BA: We did transcriptomic analyses on the organoids after treating them with drugs that had a positive effect on fat reduction. By clustering the transcriptomes, we predicted the mechanism by which each drug worked. We also predicted adverse drug effects. For example, some drugs resolved the fat phenotype, but they also blocked organoid proliferation, and we could see that from the transcriptome analysis. Before going into clinical trials, this could really be a very powerful platform to evaluate drug effects and possible pitfalls.
What are the benefits of teaming up and forming a joint laboratory group?
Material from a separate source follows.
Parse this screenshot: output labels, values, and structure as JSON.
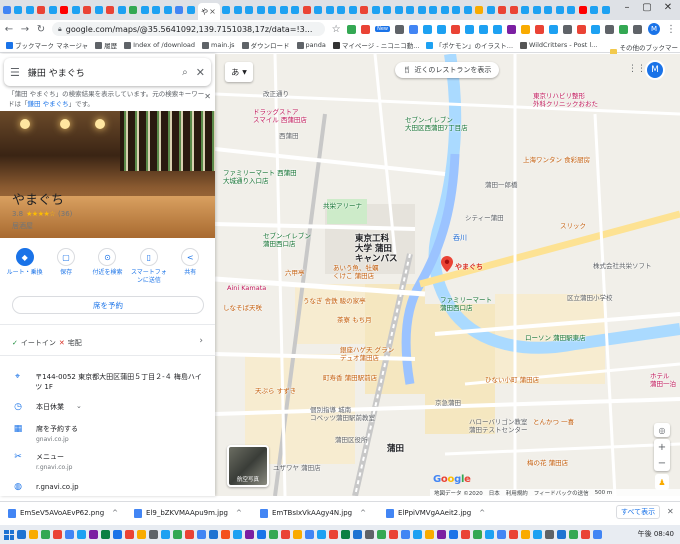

BH: We say, one plus one does not equal two, it equals three because we challenge each other a lot and it is good to see two people’s perspectives. Everyone benefits from our strong collaboration, and I think these partnerships are important for science-minded people.
DH: This project was a lot of fun because we could do it together—we could come to each other with our worries and our joys. We always have somebody to share that with. There are more joint labs coming up these days, and it seems to be something that people want because science can be very lonely and challenging at times. Doing it together is great for the science but also great for the people doing the work.
This interview was edited for length and clarity.
- Z.M. Younossi et al., “Global epidemiology of nonalcoholic fatty liver disease-Meta-analytic assessment of prevalence, incidence, and outcomes,” Hepatology, 64:73-84, 2016.
- D. Hendriks et al., “Engineered human hepatocyte organoids enable CRISPR-based target discovery and drug screening for steatosis,” Nat Biotechnol, 1-15, 2023.